Où trouver les origines de cette fascination pour la guitare ? Je peux choisir la version pragmatique : la guitare, c'est léger, pas cher, pas encombrant (il est effectivement plus difficile de traîner son piano, un soir d'été, sur les quais de Seine, à 16 ans). Mais je choisis d'opter pour la version poétique : la guitare, c'est des courbes, des volumes, "Stairway to heaven", "Smoke on the water", "Smells like teen spirit", des mots doux comme Fender, Martin ou Gibson. Ex-joueur de guitare (n'est pas guitariste qui veut) ayant relégué ton instrument au sommet inaccessible de ton armoire, ou ex-jaloux du joueur de guitare (cf le regard enamouré des jeunes filles), je t'invite à te rendre à l'exposition "My Generation" de la Galerie Laurent Strouk présentant les peintures d'Ivan Messac sur le thème de... la guitare.
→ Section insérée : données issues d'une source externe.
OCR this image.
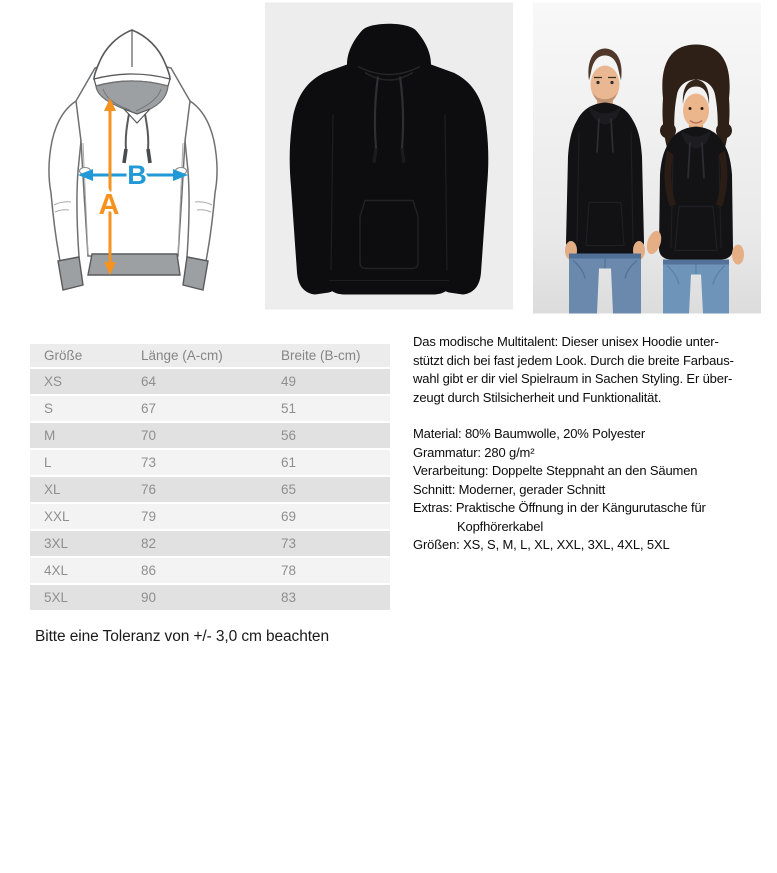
B
A
Größe	Länge (A-cm)	Breite (B-cm)
XS	64	49
S	67	51
M	70	56
L	73	61
XL	76	65
XXL	79	69
3XL	82	73
4XL	86	78
5XL	90	83

Das modische Multitalent: Dieser unisex Hoodie unter-

stützt dich bei fast jedem Look. Durch die breite Farbaus-

wahl gibt er dir viel Spielraum in Sachen Styling. Er über-

zeugt durch Stilsicherheit und Funktionalität.

Material: 80% Baumwolle, 20% Polyester

Grammatur: 280 g/m²

Verarbeitung: Doppelte Steppnaht an den Säumen

Schnitt: Moderner, gerader Schnitt

Extras: Praktische Öffnung in der Kängurutasche für

Kopfhörerkabel

Größen: XS, S, M, L, XL, XXL, 3XL, 4XL, 5XL

Bitte eine Toleranz von +/- 3,0 cm beachten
D'abord, parce que j'aime Ivan Messac, 20 ans en 1968, et que nous devons le venger de ne pas figurer dans l'exposition du Grand Palais consacré au mouvement de la Figuration Narrative dont il est issu. Aussi décomplexé que mon oeil naïf, Ivan Messac a l'audace de ne pas se limiter à un art : il est peintre, sculpteur, parfois romancier (pseudo : Xavier Mariani).
Ensuite, parce que l'exposition est l'occasion de plonger avec délice dans une heureuse nostalgie. L'enfant du Pop Art qui puise son inspiration dans le quatuor BD-photo-ciné-pub, traduit l'énergie et l'attitude de nos guitar heroes par son travail sur la couleur, proposant une autre approche de la réalité.
En prenant le temps (prendre le temps, dernier luxe de l'époque?) devant John Lee Hooker "Boom boom", tu prends la mesure du talent d'Ivan Messac. Chaque couleur tient le rôle principal comme Louise Brooks dans "Une fille dans chaque port" -si tu m'autorises une anachronique analogie cinématographique-, mais chaque couleur est également partie intégrante d'un film-chorale, tel Gene Kelly-Debbie Reynolds-Donald O'Connor-Cyd Charisse dans "Singin' in the rain".
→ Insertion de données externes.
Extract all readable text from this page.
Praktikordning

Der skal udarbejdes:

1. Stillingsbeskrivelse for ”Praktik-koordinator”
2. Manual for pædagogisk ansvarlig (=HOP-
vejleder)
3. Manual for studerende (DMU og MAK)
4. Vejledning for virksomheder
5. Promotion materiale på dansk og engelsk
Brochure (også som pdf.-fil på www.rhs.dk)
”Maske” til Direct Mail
En effet, l'orange des guitares qui entourent la tête de John Lee Hooker sert à auréoler, au sens propre, l'icône du blues ; le bleu qui dessine sa silhouette impose le musicien en véritable maître, droit dans son costume ; le fond vert, enfin, lui confère son caractère unique, il l'isole (l'artiste face à la foule ? le Noir face aux Blancs ? ou le précurseur face aux plagiaires ?). L'ensemble oblige au respect et je te l'avoue, je suis intimidé devant ce portrait.

Par ailleurs, le style "pochoir" n'empêche pas Ivan Messac de retranscrire la facétie de Chuck Berry avec son oeil qui frise ("Sweet little sixteen"), la lunaire dérision de Robert Smith ("Boys don't cry"), l'étrangeté d'un Lou Reed à tendance Frankensteinienne ("The blue mask") ou encore la mystérieuse intériorité de Bob Dylan inscrit dans une guitare ("Knockin'on heaven's door").
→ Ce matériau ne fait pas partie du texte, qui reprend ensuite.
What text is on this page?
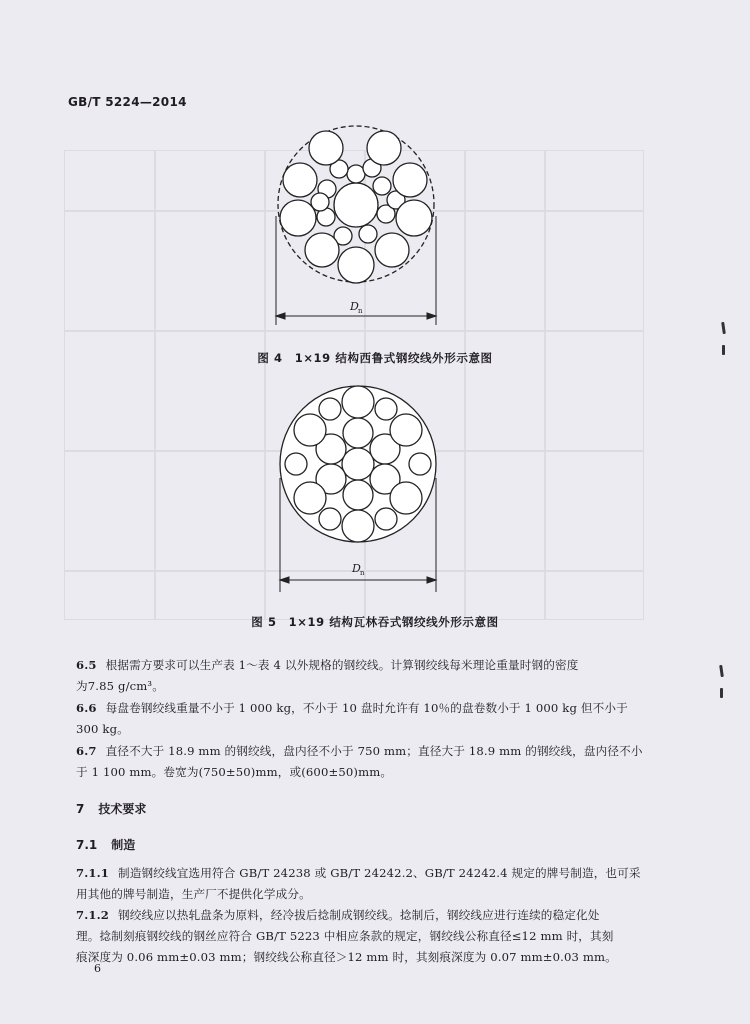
GB/T 5224—2014
D n
图 4　1×19 结构西鲁式钢绞线外形示意图
D n
图 5　1×19 结构瓦林吞式钢绞线外形示意图
6.5 根据需方要求可以生产表 1～表 4 以外规格的钢绞线。计算钢绞线每米理论重量时钢的密度
为7.85 g/cm³。
6.6 每盘卷钢绞线重量不小于 1 000 kg，不小于 10 盘时允许有 10％的盘卷数小于 1 000 kg 但不小于
300 kg。
6.7 直径不大于 18.9 mm 的钢绞线，盘内径不小于 750 mm；直径大于 18.9 mm 的钢绞线，盘内径不小
于 1 100 mm。卷宽为(750±50)mm，或(600±50)mm。
7 技术要求
7.1 制造
7.1.1 制造钢绞线宜选用符合 GB/T 24238 或 GB/T 24242.2、GB/T 24242.4 规定的牌号制造，也可采
用其他的牌号制造，生产厂不提供化学成分。
7.1.2 钢绞线应以热轧盘条为原料，经冷拔后捻制成钢绞线。捻制后，钢绞线应进行连续的稳定化处
理。捻制刻痕钢绞线的钢丝应符合 GB/T 5223 中相应条款的规定，钢绞线公称直径≤12 mm 时，其刻
痕深度为 0.06 mm±0.03 mm；钢绞线公称直径＞12 mm 时，其刻痕深度为 0.07 mm±0.03 mm。
6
Dans ses toiles en apparence fort semblables (des couleurs, des guitares, un musicien), Ivan Messac distille des détails qui accordent à chaque oeuvre, et par conséquent à chaque artiste portraituré, une identité propre.

Je retrouve des éléments connus, à l'instar de la banane du Velvet pour Lou Reed, du Love Symbol de Prince (50 ans depuis peu ; cela signifie-t'il que, moi aussi, je vieillis !) ou des blue suede shoes de Carl Perkins ("Blue suede shoes").
Pour des raisons personnelles, je vote pour Bruce Springsteen ("Blinded by the light"). Le Boss apparaît dans toute son effervescence rock : je constate le corps arqué sur sa Telecaster, j'aperçois la sueur du musicien, manches de chemise retroussées, qui se refuse à toute économie et je devine la foule transportée.
Ce texte est dédié à Elfi, avec le souvenir du poster de Bruce Springsteen.

A toi de voir...

Merci à Alain Rémond et Jérôme Garcin.

Exposition "Ivan Messac - My generation"
du 30/05/08 au 28/06/08
Galerie Laurent Strouk
8 bis rue Jacques Callot
75006 Paris
www.popgalerie.com

1 commentaire:

Anonyme a dit…

Quand je pense à Elfi, les premières images qui me reviennent sont des images de bonheur, celles de l’adolescente espiègle aux yeux rieurs, toujours prompte à faire une blague, de la jeune femme gaie, débordant de joie de vivre...
Je la revois encore avec ses lunettes de star, dans sa Mini décapotable qu’on remarquait de loin.